All day yesterday I thought it was Wednesday. It wasn't until 9 o'clock last night that Sara broke the news. She had a late meeting so I had the house to myself; it was very quiet. After dinner I moved to the living room but didn't really have the energy to turn on the TV or watch a movie. I put some music (finally) on my iPhone; I found my earbuds so I could listen to something, anything.

It seemed appropriate to leave only a couple of small lights on so I could really get into a place where thought was actually possible. I'm a big fan of live, small, acoustic-style songs; I found a few good ones and leaned my head back as I listened. This is the time that I imagine having a talent where I could set-up and speak to a crowd through music. It seems like a concept so simple and insignificant can have weight when given the opportunity so be expressed through song; some concepts and feelings can only be expressed this way.

I've studied around and geared myself toward the "visual." I've probably said this before, but my eyes just don't see like they used to or at least the way I hoped they would. Close people have excelled in the visual arts; whether it be design, photography or another fine art. I can't say that I don't spend time thinking about these people... good or bad thoughts.

Even though my job is still on the visual side of the spectrum, my life has become more about language.

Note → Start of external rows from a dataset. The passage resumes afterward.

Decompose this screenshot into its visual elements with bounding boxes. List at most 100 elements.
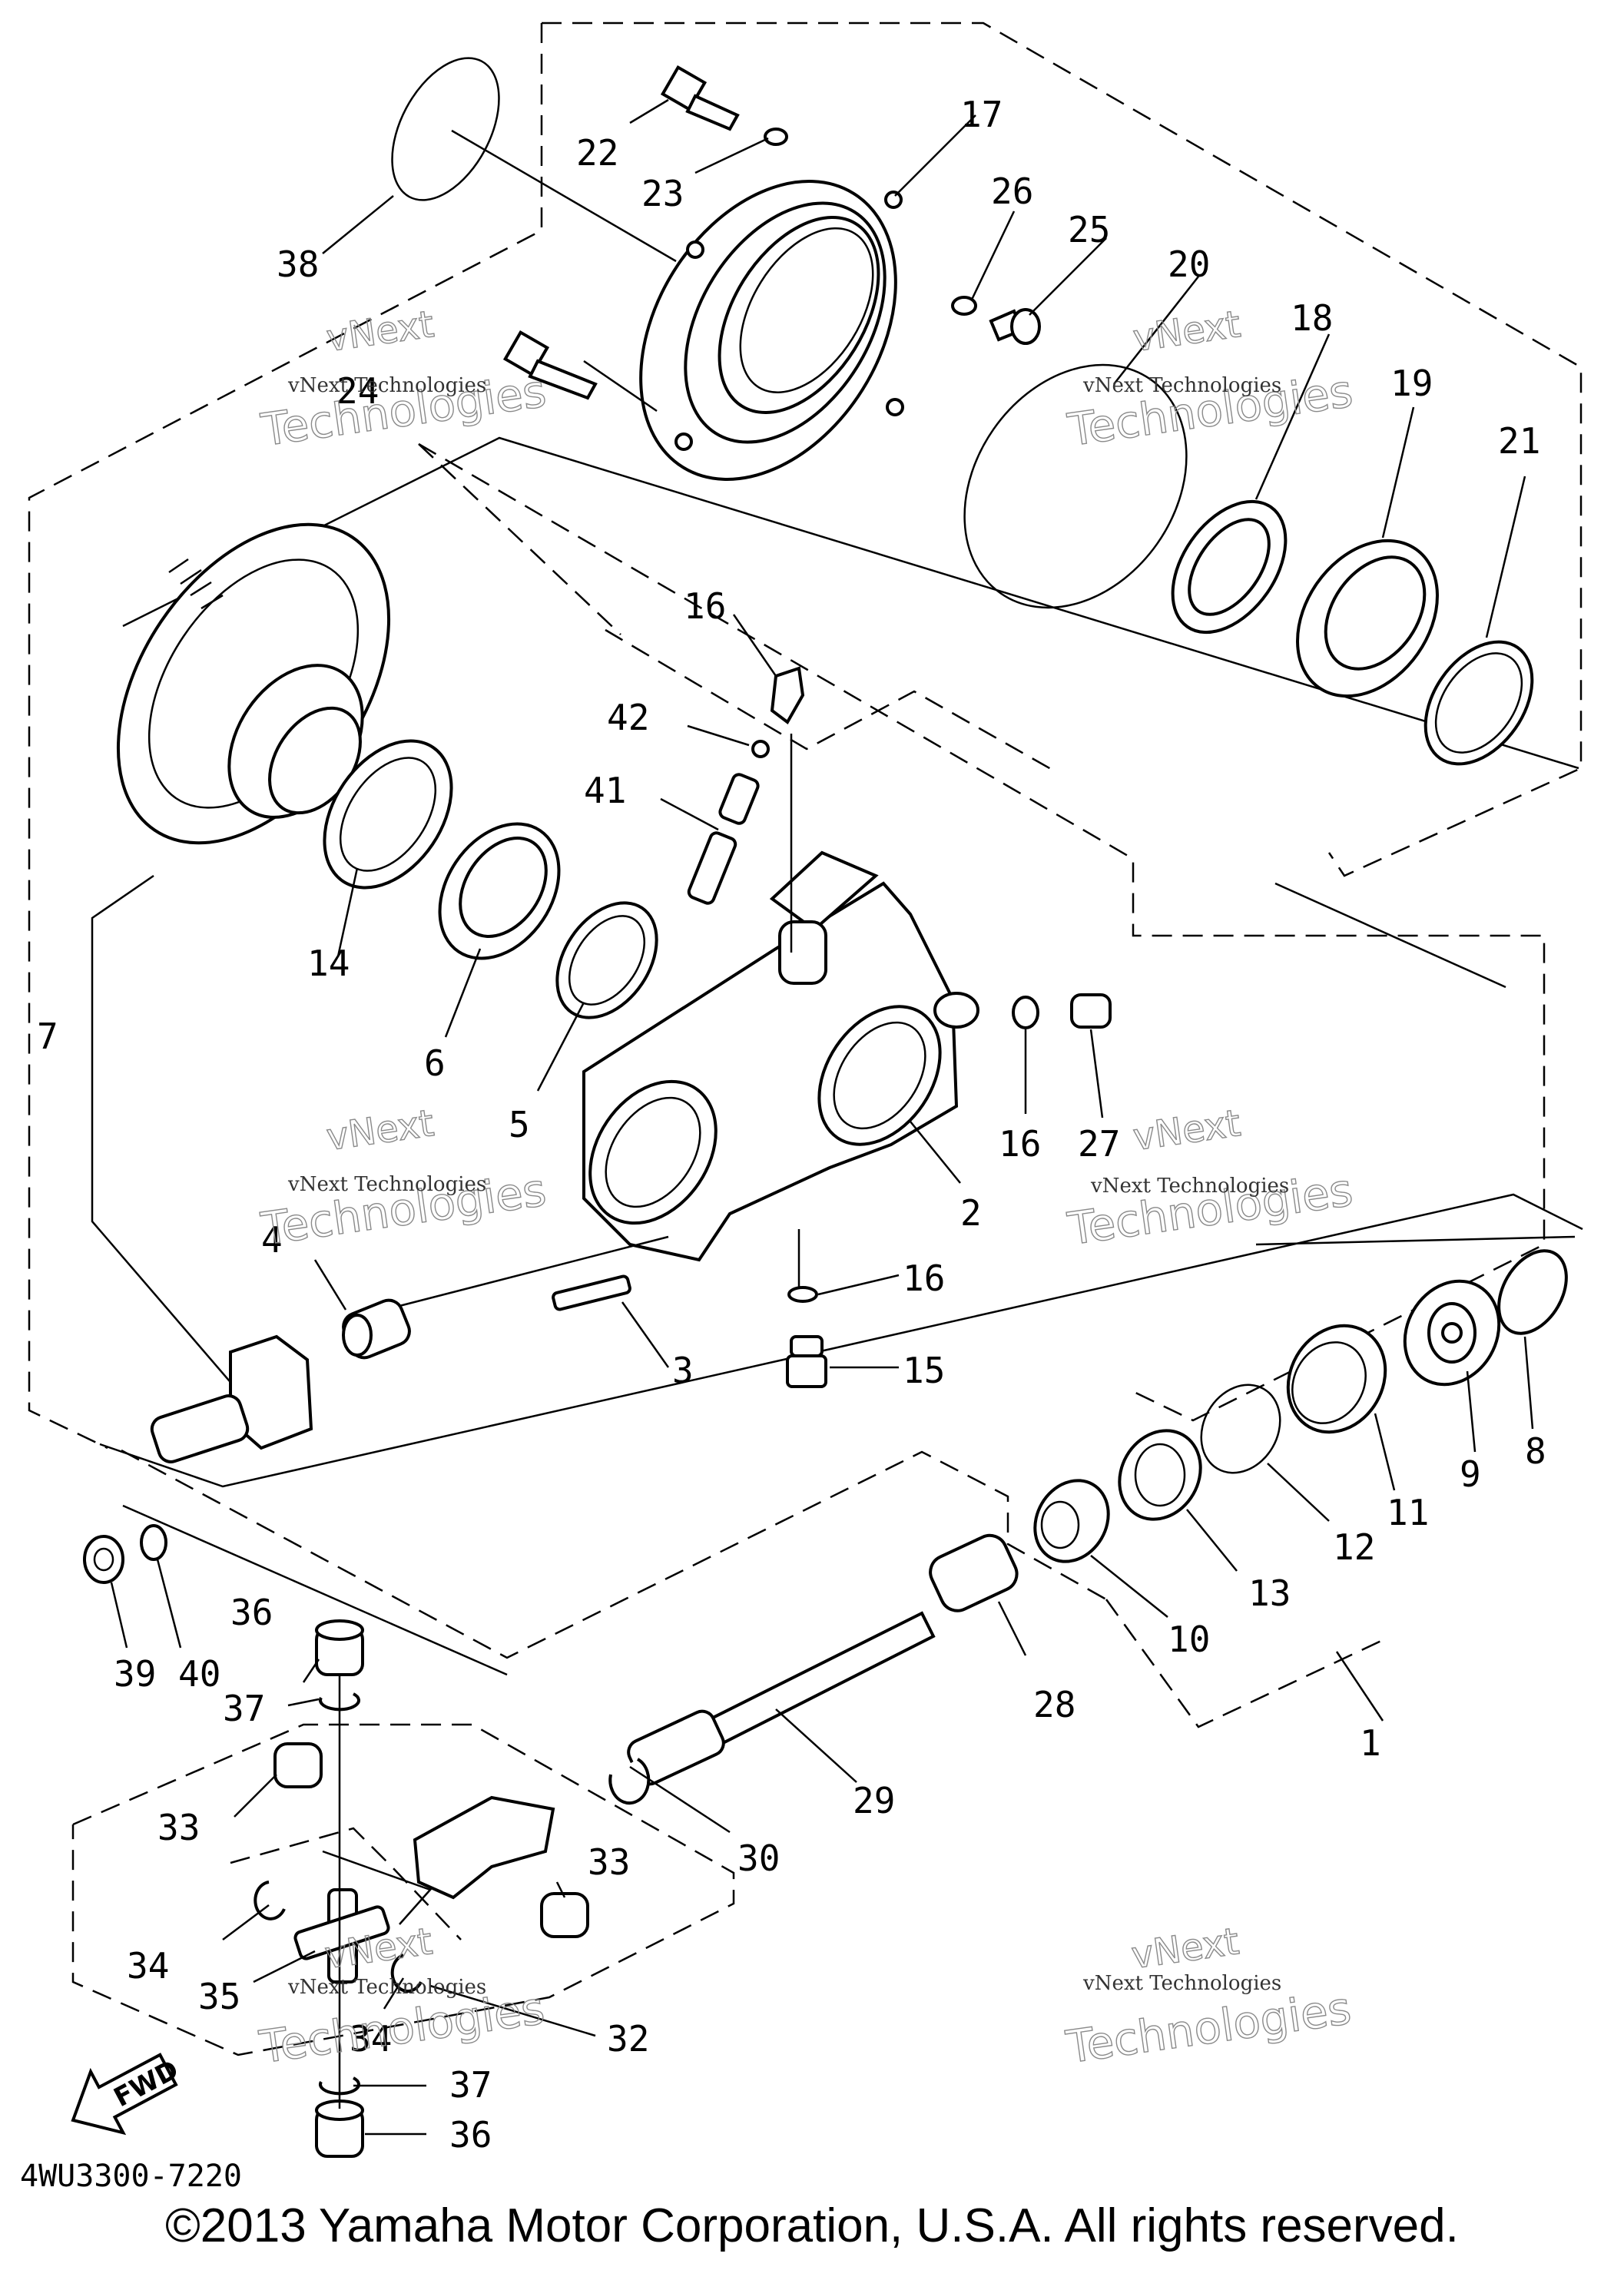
bracket-lower-base [122, 1504, 508, 1676]
drain-bolt-15 [786, 1335, 827, 1388]
callout-36-lower: 36 [449, 2114, 492, 2156]
ring-gear-7 [116, 522, 391, 845]
callout-9: 9 [1460, 1453, 1481, 1495]
bracket-lower-case [99, 1193, 1583, 1488]
callout-6: 6 [424, 1042, 446, 1084]
bearing-29 [929, 1533, 1019, 1612]
callout-26: 25 [1068, 209, 1110, 250]
pinion-gear [150, 1334, 313, 1463]
o-ring-38 [391, 57, 500, 201]
bearing-20 [1296, 539, 1439, 698]
callout-31: 30 [737, 1838, 780, 1879]
callout-16-lower: 16 [903, 1258, 945, 1299]
assembly-outline-case [418, 442, 1546, 1422]
callout-29: 28 [1033, 1684, 1075, 1725]
bearing-housing-18 [639, 180, 904, 481]
assembly-outline-upper [542, 22, 1583, 877]
bolt-25 [502, 330, 598, 400]
callout-27: 26 [991, 171, 1033, 212]
watermark-small-top-left: vNext Technologies [287, 374, 486, 397]
o-ring-21 [963, 363, 1188, 609]
callout-33-right: 33 [588, 1841, 630, 1883]
collar-10 [1033, 1479, 1110, 1563]
callout-28: 27 [1078, 1123, 1120, 1165]
svg-text:vNext: vNext [1129, 1920, 1241, 1977]
watermark-small-mid-right: vNext Technologies [1090, 1175, 1289, 1198]
drive-shaft-30 [627, 1611, 936, 1786]
callout-18: 17 [960, 94, 1003, 135]
callout-12: 12 [1333, 1526, 1375, 1568]
callout-1: 1 [1360, 1722, 1381, 1764]
callout-13: 13 [1248, 1572, 1291, 1614]
callout-37-upper: 37 [223, 1688, 265, 1729]
stud-bolt-3 [552, 1274, 631, 1311]
washer-16-lower [787, 1286, 818, 1303]
svg-text:vNext: vNext [1131, 303, 1244, 360]
pin-41 [687, 773, 760, 905]
callout-37-lower: 37 [449, 2064, 492, 2106]
callout-labels: 38 22 23 17 26 25 20 18 19 21 24 16 42 4… [37, 94, 1546, 2156]
watermark-mid-right: vNext Technologies [1064, 1101, 1357, 1255]
callout-15: 15 [903, 1350, 945, 1391]
nut-39 [83, 1535, 124, 1584]
oil-seal-13 [1118, 1429, 1202, 1521]
callout-36-upper: 36 [230, 1592, 273, 1633]
assembly-outline-bearing-top [418, 443, 621, 635]
circlip-34-left [254, 1881, 286, 1920]
washer-24 [764, 128, 788, 146]
bracket-32 [322, 1850, 433, 1925]
callout-24: 23 [641, 173, 684, 214]
washer-40 [140, 1524, 167, 1561]
watermark-small-bottom-left: vNext Technologies [287, 1976, 486, 1999]
svg-text:Technologies: Technologies [1062, 1982, 1354, 2073]
watermark-small-mid-left: vNext Technologies [287, 1173, 486, 1196]
shim-22 [1423, 640, 1534, 766]
watermark-small-top-right: vNext Technologies [1082, 374, 1281, 397]
callout-5: 5 [509, 1104, 530, 1145]
callout-30: 29 [853, 1780, 895, 1821]
callout-8: 8 [1525, 1430, 1546, 1472]
callout-22: 21 [1498, 420, 1540, 462]
oil-seal-5 [555, 901, 658, 1019]
gear-case-2 [582, 850, 979, 1262]
watermark-mid-left: vNext Technologies [257, 1101, 550, 1255]
callout-7: 7 [37, 1016, 58, 1057]
watermark-top-left: vNext Technologies [257, 302, 550, 456]
bearing-36-upper [315, 1619, 364, 1676]
o-ring-12 [1200, 1384, 1281, 1474]
shim-14 [323, 739, 453, 890]
callout-20: 19 [1390, 363, 1433, 404]
callout-4: 4 [261, 1219, 283, 1261]
plug-28 [1070, 993, 1112, 1029]
callout-23: 22 [576, 132, 618, 174]
bearing-33-left [273, 1742, 323, 1788]
callout-21: 20 [1168, 244, 1210, 285]
callout-17: 16 [684, 585, 726, 627]
callout-25: 24 [336, 370, 379, 412]
callout-10: 10 [1168, 1619, 1210, 1660]
watermark-small-bottom-right: vNext Technologies [1082, 1972, 1281, 1995]
bearing-9 [1403, 1279, 1501, 1387]
bearing-6 [438, 822, 561, 960]
svg-text:vNext: vNext [324, 303, 437, 360]
copyright-notice: ©2013 Yamaha Motor Corporation, U.S.A. A… [165, 2199, 1459, 2252]
bearing-33-right [540, 1892, 589, 1938]
assembly-outline-joint [71, 1723, 735, 2056]
callout-35: 35 [198, 1976, 240, 2017]
callout-19: 18 [1291, 297, 1333, 339]
clip-42 [751, 740, 770, 758]
callout-32: 32 [607, 2018, 649, 2060]
assembly-outline-lower-right [1105, 1599, 1384, 1728]
breather-joint-17 [770, 666, 805, 724]
callout-34-right: 34 [350, 2018, 392, 2060]
ring-nut-11 [1286, 1324, 1387, 1434]
callout-14: 14 [307, 943, 350, 984]
yoke [413, 1795, 555, 1900]
forward-arrow: FWD [71, 2053, 184, 2136]
spider-35 [293, 1888, 390, 1983]
callout-2: 2 [960, 1192, 982, 1234]
assembly-outline-bearing [605, 628, 1057, 774]
assembly-outline-joint-inner [230, 1827, 462, 1940]
assembly-outline-pinion [121, 1449, 1107, 1659]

I'm supposed to express, through words, how a seizure feels. "What is your aura like?" "Explain to me what you're thinking after a seizure." I still can only really put into words, maybe 20% of the sensation. Imagine that you're at your desk and suddenly you taste your birthday cake from when you were twelve. Then you see flashing pictures in the back of your mind of an old TV show your grandpa used to watch when you were young. By the time you figure out what you're tasting and what you're thinking, the seizure starts and when it's over, you've lost it all. (It's just amazing that the mind stores these little details; some people would give dearly to unlock these memories and some would wish to god that they would be lost forever.)

When I say that my life has been about language I'm referencing mostly the spoken language. When I speak it takes time for me to find words and pronounce them properly. I have to ask, at times, what terms and expressions mean... even some of the simplest and most well known. The last couple of job interviews have been a testament to this fact; not to mention my new voice. Awful.

The written language seems to be a way for me to slow down and take my time to express, well, everything. I can stop for the right word or right name; I can think and edit what topic I'm going to write about when I'm in the shower or laying back and listening to music in the dark. I read recently that "... as a writer, some of your best lines are the ones you delete." I've edited several choice lines already; if they were to be spoken, I wouldn't be able to go back and delete.